Why Bother Showing Up?
The Road District Meetings That Make “Public Participation” a Joke
If you live in a local road district and you’ve ever thought, “Maybe I should go to the board meeting and speak up,” let me save you the gas money and the headache.
It’s pointless.
Here’s what actually happens once you walk through those doors:
The board changes the rules in the middle of the meeting—whatever suits them at the moment. One minute there’s a three-minute public comment limit; the next minute they’re adding new restrictions on the fly because someone’s question hit a little too close to home.
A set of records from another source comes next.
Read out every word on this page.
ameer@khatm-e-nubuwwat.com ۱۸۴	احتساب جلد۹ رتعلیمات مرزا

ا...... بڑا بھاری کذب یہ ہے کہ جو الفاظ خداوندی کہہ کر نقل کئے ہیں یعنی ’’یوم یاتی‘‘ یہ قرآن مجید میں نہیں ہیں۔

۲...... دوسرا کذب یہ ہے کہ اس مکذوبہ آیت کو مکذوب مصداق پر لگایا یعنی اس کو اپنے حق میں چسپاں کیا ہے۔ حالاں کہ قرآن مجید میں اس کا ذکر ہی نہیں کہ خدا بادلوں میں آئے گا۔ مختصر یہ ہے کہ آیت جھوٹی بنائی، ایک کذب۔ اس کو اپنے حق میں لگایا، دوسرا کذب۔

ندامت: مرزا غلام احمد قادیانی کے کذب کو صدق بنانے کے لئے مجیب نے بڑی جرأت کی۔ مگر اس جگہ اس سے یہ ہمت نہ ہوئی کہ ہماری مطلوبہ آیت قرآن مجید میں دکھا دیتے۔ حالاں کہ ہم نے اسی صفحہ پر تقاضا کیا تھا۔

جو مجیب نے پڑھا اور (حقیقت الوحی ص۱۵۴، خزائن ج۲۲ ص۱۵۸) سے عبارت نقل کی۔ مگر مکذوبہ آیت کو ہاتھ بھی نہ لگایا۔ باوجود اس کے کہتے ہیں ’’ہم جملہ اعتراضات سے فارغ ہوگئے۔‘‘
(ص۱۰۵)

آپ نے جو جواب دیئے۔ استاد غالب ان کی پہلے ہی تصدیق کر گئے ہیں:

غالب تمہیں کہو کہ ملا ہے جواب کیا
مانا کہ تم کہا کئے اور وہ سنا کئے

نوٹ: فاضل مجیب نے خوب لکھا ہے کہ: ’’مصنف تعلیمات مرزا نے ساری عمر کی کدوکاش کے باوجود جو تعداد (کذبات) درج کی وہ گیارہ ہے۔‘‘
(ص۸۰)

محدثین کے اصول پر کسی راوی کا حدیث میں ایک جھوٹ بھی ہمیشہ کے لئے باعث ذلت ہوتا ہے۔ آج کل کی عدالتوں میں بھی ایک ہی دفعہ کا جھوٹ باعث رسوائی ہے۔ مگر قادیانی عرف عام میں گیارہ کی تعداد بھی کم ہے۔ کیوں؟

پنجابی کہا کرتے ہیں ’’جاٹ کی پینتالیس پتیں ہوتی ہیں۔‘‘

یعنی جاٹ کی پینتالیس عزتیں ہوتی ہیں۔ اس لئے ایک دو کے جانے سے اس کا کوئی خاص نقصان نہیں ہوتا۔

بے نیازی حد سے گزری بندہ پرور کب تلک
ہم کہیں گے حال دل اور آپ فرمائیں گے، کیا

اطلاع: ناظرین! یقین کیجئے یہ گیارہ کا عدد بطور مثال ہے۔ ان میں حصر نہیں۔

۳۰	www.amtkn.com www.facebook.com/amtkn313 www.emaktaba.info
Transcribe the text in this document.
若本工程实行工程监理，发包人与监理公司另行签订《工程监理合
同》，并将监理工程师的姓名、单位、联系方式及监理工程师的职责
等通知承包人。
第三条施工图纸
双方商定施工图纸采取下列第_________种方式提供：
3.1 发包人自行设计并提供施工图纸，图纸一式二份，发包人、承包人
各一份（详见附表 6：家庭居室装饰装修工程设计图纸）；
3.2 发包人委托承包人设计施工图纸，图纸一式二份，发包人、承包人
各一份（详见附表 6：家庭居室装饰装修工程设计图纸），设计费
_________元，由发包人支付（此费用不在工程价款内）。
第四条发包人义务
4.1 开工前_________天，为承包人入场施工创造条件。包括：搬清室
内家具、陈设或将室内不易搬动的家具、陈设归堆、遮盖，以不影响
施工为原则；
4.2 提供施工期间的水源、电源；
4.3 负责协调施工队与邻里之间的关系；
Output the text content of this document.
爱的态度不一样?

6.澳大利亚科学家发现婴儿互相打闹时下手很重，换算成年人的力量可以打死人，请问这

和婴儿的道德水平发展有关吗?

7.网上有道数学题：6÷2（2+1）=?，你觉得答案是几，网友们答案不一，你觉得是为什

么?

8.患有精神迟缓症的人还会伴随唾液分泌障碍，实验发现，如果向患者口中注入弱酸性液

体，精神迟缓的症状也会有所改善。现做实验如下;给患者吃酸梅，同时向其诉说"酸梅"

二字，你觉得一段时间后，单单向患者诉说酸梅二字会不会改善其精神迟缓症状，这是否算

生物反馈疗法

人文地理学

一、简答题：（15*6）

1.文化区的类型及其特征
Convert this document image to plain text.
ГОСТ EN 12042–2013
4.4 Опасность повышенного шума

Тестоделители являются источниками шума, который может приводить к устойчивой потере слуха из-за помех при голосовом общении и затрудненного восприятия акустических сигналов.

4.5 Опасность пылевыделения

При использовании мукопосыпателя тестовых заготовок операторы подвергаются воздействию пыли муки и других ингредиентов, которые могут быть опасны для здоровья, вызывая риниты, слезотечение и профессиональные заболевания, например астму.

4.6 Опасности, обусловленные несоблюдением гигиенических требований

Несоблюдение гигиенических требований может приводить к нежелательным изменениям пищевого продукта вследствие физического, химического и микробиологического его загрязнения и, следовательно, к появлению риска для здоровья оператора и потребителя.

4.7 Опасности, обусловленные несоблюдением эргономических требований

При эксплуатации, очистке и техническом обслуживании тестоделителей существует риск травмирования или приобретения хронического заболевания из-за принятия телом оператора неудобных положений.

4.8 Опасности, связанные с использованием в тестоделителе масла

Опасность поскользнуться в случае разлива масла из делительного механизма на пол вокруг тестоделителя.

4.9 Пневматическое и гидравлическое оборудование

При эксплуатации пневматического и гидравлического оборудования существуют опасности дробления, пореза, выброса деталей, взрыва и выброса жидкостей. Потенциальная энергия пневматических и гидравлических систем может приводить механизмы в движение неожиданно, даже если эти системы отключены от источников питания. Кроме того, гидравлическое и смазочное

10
Public comment is deliberately scheduled before the board discusses anything of substance. You’re expected to comment on agenda items you haven’t heard the board talk about yet. By the time real decisions are made, the public has already been ushered out of the conversation.
During the few minutes you are allowed to speak, board members interrupt you, talk over you, and run the clock down. Ask them to let you finish your sentence? That’s when the real show starts.
And then comes the final insult: the official meeting minutes.
In those minutes, the people who politely asked the board to stop interrupting during their allotted public comment time are described as “rabble rousers” who were “attempting to disrupt the meeting.” The board members who were cutting people off and raising their voices? They come across as calm, professional stewards of the public trust.
It’s not just bad manners. It’s a system designed to make sure your voice never actually matters.
Worse still, the board has written bylaws that let them disqualify anyone they label as “causing trouble” from running for office—never mind what state law actually says about who can serve. They’ve created their own little protected club, and the public is only invited in so they can check the “we held a meeting” box.
Look, in a normal, functioning democracy, attending public meetings makes sense. Showing up, being heard, holding officials accountable—that’s how it’s supposed to work.
But when the deck is this stacked, when the rules are rewritten on the spot, when your comments are pre-emptively ignored and then retroactively smeared in the minutes, attending isn’t civic duty.
It’s theater. Expensive, frustrating, soul-crushing theater.
And the board knows it.
So the next time the meeting notice hits your mailbox, feel free to stay home. Spend that evening with your family, or fixing the pothole in front of your own house that the district still hasn’t addressed.
Because until the board decides to run fair meetings instead of rigged ones, showing up doesn’t change anything.
It just gives them another chance to prove the system is broken.